Besucher sind ausgesperrt, aber Pfarrer gelten als „systemrelevant“: Nie war die Gefängnisseelsorge so wichtig wie jetzt.

Von Uli Schulte Döinghaus

Neuerdings ersetzt Pfarrer Hans Zimmermann den Präsenzgottesdienst seiner Gemeinde durch eine „Postille“, wie er selbstironisch sagt. Der pensionierte Pfarrer ist Gefängnisseelsorger, seine Gemeinde die Inhaftierten der Justizvollzugsanstalt (JVA) Berlin-Moabit. Bisher war es so, dass sich an den Sonntagen 30 bis 40 Männer in der Kapelle der JVA versammelten, um gemeinsam einen evangelischen Gottesdienst zu feiern. Regelmäßig predigte Hans Zimmermann, sprach die Fürbitten, das Vaterunser und gab den Segen. Davor und danach kam es zu Gesprächen untereinander oder zu Zwiegesprächen mit dem Seelsorger. 

Und heute? Gottesdienste, zu denen die Besucher dicht an dicht in den Bankreihen sitzen, die gibt es auch im Knast nicht mehr. Deshalb behelfen sich Hans Zimmermann und seine Amtskolleginnen und -kollegen mit der „Postille“, einer kleinen Druckschrift, die vor den Sonntagen in einer Auflage von 100 Exemplaren in den Zellen verteilt wird. Darin enthalten: Gebete, Gedanken, Liedtexte. Zu einem vereinbarten Zeitpunkt finden sich die diensthabenden Pfarrer sonntags in der Kapelle ein, beten, singen, predigen dort allein. Zur gleichen Zeit sind die Gefangenen eingeladen, in ihren Zellen mitzufeiern. „Das Angebot kommt an“, sagt Pfarrer Zimmermann.

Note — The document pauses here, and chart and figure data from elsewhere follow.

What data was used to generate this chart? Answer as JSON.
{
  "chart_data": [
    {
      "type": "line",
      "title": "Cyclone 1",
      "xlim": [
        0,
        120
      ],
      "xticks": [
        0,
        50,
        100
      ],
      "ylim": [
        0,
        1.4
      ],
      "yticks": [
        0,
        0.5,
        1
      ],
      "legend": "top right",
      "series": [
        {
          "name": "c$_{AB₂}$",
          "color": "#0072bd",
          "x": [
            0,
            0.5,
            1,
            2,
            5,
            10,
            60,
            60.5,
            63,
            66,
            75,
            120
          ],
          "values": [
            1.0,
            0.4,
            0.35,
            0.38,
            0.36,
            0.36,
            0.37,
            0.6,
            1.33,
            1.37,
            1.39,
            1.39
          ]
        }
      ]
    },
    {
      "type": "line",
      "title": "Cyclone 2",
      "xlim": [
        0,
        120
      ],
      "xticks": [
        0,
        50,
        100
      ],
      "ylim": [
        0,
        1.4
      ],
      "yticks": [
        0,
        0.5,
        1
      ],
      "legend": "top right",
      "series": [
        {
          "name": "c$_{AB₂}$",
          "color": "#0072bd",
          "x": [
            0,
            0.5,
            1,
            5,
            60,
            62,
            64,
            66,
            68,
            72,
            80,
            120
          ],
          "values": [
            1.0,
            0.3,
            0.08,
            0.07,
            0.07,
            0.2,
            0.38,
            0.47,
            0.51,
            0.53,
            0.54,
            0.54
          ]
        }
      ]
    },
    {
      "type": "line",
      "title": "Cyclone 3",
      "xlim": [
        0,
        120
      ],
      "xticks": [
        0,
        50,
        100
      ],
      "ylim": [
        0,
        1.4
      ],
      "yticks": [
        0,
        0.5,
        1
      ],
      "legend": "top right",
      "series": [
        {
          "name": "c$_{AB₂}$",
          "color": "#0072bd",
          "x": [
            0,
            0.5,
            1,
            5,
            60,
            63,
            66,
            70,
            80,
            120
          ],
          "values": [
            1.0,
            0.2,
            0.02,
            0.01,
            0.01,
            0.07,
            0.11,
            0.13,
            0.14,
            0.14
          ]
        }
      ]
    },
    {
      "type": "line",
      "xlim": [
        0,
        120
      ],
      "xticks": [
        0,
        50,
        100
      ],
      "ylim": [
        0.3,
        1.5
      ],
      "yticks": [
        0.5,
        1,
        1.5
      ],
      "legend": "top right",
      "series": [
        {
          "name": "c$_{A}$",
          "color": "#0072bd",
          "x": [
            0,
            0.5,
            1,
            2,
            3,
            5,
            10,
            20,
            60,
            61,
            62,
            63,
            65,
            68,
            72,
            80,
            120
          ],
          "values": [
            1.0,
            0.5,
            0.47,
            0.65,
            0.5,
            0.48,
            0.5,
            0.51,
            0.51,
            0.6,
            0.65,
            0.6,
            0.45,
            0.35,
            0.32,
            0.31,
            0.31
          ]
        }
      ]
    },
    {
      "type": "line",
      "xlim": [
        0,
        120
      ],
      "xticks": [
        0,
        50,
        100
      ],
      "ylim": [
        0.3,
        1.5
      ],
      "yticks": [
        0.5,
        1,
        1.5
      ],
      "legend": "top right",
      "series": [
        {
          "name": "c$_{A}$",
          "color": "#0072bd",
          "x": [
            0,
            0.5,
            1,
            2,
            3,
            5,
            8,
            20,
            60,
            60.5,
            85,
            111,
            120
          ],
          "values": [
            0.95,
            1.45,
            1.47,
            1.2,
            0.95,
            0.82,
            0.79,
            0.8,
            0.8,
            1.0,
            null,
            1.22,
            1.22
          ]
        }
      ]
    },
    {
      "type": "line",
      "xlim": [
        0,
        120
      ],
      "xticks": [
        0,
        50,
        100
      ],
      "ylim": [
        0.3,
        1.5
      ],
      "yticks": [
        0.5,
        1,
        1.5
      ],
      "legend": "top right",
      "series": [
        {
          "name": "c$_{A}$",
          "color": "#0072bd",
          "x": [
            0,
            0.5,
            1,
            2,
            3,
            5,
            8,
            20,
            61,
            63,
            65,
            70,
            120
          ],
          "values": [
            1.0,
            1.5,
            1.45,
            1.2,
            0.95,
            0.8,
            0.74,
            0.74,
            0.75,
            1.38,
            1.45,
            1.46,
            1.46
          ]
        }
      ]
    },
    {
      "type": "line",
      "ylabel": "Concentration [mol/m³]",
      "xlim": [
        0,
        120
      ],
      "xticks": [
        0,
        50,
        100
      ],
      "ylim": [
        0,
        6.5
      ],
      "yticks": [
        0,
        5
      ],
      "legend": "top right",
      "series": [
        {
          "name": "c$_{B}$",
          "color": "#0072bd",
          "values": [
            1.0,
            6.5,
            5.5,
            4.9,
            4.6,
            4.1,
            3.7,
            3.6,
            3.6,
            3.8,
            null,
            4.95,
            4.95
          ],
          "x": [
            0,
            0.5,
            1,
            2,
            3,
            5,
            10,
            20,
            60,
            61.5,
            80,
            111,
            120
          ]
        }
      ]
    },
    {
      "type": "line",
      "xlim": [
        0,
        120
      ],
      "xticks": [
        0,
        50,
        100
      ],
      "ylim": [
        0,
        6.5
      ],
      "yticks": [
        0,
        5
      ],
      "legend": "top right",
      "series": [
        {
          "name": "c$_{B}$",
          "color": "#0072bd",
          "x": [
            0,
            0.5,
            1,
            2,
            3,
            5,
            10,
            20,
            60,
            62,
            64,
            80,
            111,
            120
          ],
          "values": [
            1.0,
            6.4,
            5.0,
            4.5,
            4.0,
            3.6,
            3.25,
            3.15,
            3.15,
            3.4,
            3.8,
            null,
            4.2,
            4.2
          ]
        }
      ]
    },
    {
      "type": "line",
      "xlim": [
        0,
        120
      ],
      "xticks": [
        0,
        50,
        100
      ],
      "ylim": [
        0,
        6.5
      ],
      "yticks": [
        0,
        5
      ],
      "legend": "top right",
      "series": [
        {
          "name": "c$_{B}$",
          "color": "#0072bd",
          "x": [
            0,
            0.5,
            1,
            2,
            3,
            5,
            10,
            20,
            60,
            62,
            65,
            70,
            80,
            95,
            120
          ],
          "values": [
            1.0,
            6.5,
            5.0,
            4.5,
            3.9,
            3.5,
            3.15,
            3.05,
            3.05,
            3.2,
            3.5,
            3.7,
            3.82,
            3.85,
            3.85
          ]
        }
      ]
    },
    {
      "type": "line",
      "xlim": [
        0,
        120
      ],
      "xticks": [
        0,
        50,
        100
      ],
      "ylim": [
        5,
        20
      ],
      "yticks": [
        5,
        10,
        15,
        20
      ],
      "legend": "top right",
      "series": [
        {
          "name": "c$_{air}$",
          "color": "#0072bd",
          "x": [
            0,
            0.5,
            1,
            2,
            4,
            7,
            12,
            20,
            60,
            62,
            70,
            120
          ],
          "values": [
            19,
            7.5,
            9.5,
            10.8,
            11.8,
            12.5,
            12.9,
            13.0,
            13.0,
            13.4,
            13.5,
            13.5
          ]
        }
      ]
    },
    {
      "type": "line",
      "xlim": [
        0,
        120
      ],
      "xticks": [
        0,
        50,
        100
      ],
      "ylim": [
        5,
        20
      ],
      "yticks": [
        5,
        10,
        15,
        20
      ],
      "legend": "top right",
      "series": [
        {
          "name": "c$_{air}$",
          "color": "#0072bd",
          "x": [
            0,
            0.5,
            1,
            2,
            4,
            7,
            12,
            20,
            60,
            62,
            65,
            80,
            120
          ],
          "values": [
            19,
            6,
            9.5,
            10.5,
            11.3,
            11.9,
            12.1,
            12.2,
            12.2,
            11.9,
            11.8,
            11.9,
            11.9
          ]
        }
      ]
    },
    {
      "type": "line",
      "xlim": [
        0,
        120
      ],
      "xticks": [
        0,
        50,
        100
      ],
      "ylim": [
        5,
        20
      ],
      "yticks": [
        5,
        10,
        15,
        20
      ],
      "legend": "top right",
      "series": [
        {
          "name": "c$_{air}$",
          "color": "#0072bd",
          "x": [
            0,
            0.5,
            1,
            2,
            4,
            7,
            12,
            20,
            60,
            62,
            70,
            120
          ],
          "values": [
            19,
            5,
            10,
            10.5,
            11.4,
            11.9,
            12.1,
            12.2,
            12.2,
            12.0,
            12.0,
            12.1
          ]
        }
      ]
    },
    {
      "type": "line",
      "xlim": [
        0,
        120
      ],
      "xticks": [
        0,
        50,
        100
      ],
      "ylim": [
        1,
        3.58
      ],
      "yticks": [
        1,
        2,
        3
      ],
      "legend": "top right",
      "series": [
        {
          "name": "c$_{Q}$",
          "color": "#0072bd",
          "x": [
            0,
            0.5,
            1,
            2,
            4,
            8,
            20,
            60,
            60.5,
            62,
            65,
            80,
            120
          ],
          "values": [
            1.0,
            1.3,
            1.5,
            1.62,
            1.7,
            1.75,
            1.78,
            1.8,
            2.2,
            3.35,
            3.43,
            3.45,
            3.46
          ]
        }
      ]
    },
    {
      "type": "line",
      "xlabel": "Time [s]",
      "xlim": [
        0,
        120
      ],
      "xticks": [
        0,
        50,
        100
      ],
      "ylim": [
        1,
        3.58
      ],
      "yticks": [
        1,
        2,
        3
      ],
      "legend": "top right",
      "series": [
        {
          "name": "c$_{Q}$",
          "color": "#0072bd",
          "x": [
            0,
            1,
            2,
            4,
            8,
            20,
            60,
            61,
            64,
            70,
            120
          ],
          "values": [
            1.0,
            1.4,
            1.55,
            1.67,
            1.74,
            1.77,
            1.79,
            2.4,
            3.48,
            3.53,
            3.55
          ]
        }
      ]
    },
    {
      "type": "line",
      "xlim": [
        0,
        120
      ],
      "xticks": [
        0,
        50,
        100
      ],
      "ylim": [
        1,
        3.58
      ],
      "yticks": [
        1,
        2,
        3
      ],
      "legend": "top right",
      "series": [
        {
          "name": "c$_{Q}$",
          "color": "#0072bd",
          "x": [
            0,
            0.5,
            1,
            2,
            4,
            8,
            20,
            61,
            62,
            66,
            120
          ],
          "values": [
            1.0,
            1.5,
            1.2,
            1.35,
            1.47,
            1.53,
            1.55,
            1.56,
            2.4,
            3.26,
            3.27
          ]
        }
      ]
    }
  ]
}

Leidenschaftlich appellieren er und seine Kolleginnen und Kollegen in den Justizvollzugsanstalten in Brandenburg, Berlin und Görlitz: „Vergesst die Gefangenen nicht!“ Untersuchungsgefangene und Strafgefangene seien jetzt doppelt und dreifach eingesperrt und isoliert, bräuchten Seelsorge, auch um des wackligen Anstaltsfriedens willen. Es gibt so gut wie keine Besuchserlaubnisse, die Familien bleiben ausgesperrt, nur Anwälte sind erlaubt. Weiterbildungsangebote und Sportgruppen sind gestrichen, selbst bei Freigang auf dem Hof gelten Abstandsgebote. Die beliebten Chorproben für Auftritte, die manchmal die Gottesdienste einrahmten, fallen flach. Ansonsten: kein Internet, keine Besuche von Freunden oder Freiwilligen, ab und zu ein Telefonat. Isolation. Vergessenheit.

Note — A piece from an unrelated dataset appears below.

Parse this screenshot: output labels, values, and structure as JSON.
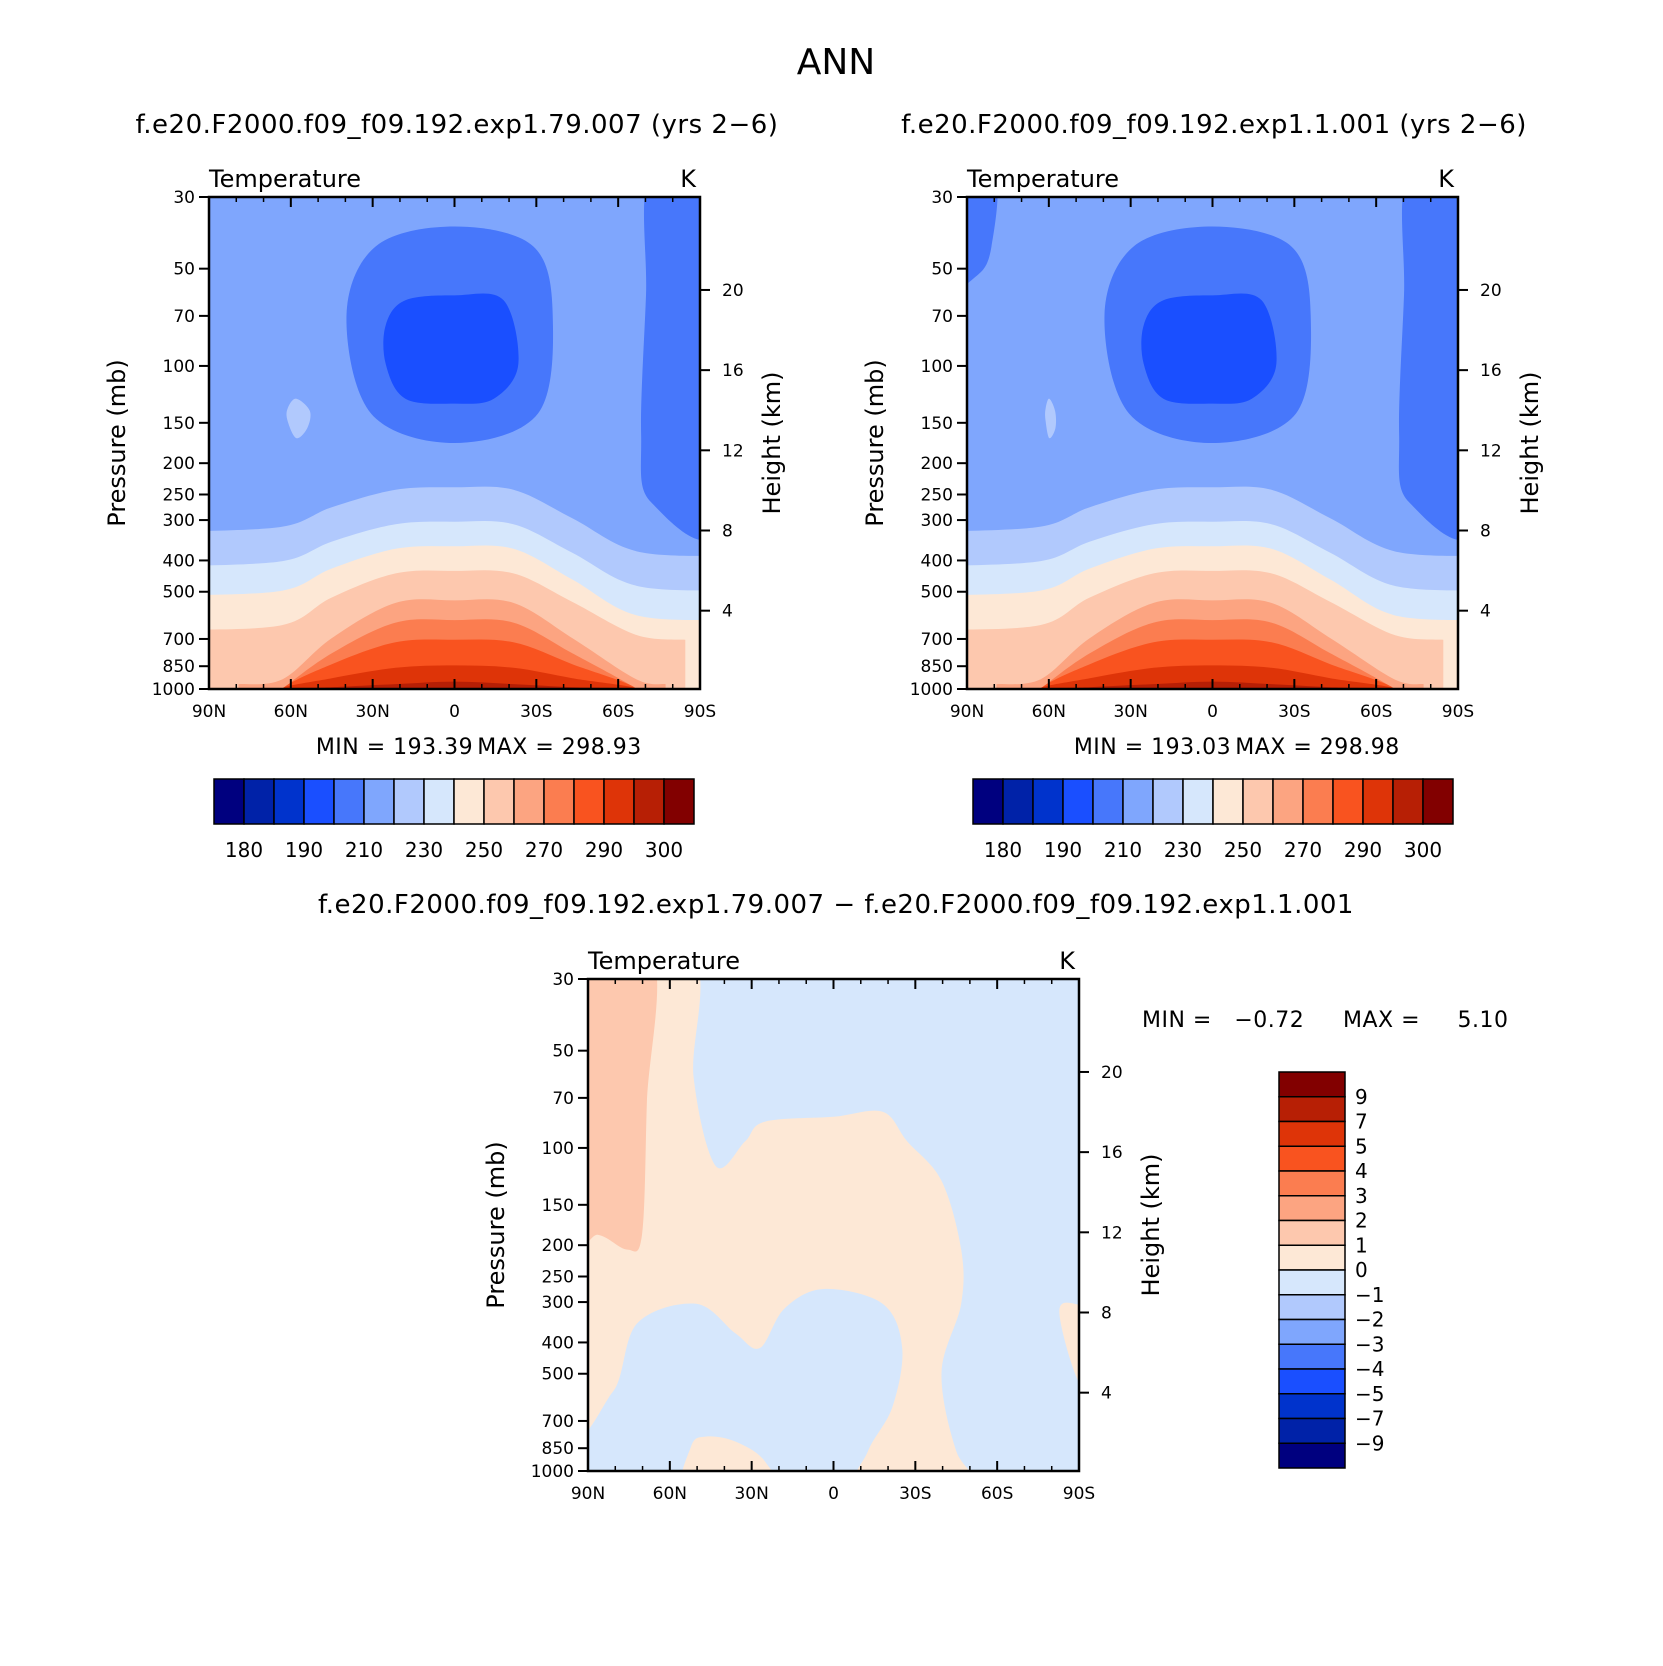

Am Palmsonntag wäre eine landeskirchenweite Kollekte für die Gefängnisseelsorge geplant gewesen. Das Geld entfällt, mit dem zum Beispiel Altarschmuck oder auch Lektüre eingekauft wird. Auch um die Spendeneinnahmen für die Initiative „Kirche im Gefängnis e.V.“ sei es nicht so gut bestellt, sagt der Vereinsvorsitzende Manfred Lösch. Im Ehrenamt ist der pensionierte Pfarrer zugleich Gefängnisseelsorger im „Offenen Vollzug“ in Berlin. Erst neulich hat er ein Benefizkonzert absagen müssen, dessen Erlös der verdienstvollen Arbeit der haupt- und ehrenamtlichen Gefängnisseelsorger zugutegekommen wäre.

Immerhin gelten Gefängnisseelsorger als „systemrelevant”. Gespräche mit den Seelsorgern außerhalb der engen Zellen sind möglich – und bitter notwendig, wie auch Uwe Breithor bestätigt, Gefängnisseelsorger in der JVA Heidering südlich von Berlin, wo knapp 600 Gefangene inhaftiert sind. 40 bis 50 von ihnen nehmen „normalerweise“ die Gelegenheit wahr, sich zu Gottesdiensten in einem Raum zu versammeln, den alle Glaubensgemeinschaften nutzen. Viele vermissen jetzt die Tasse Kaffee danach. Und die Gespräche und Begegnungen abseits des rauen und durchgetakteten Gefängnisalltages, in denen es manchmal um Sinnfragen und Spiritualität geht, meist um die Alltagsfragen der Seelsorge: „Was ist mit meiner alten Mutter? Wer kümmert sich?“ Jetzt sind Seelsorger wie Breithor willkommene Gesprächspartner, bei denen Ängste und Frustrationen formuliert werden, „Dampf abgelassen“ wird. 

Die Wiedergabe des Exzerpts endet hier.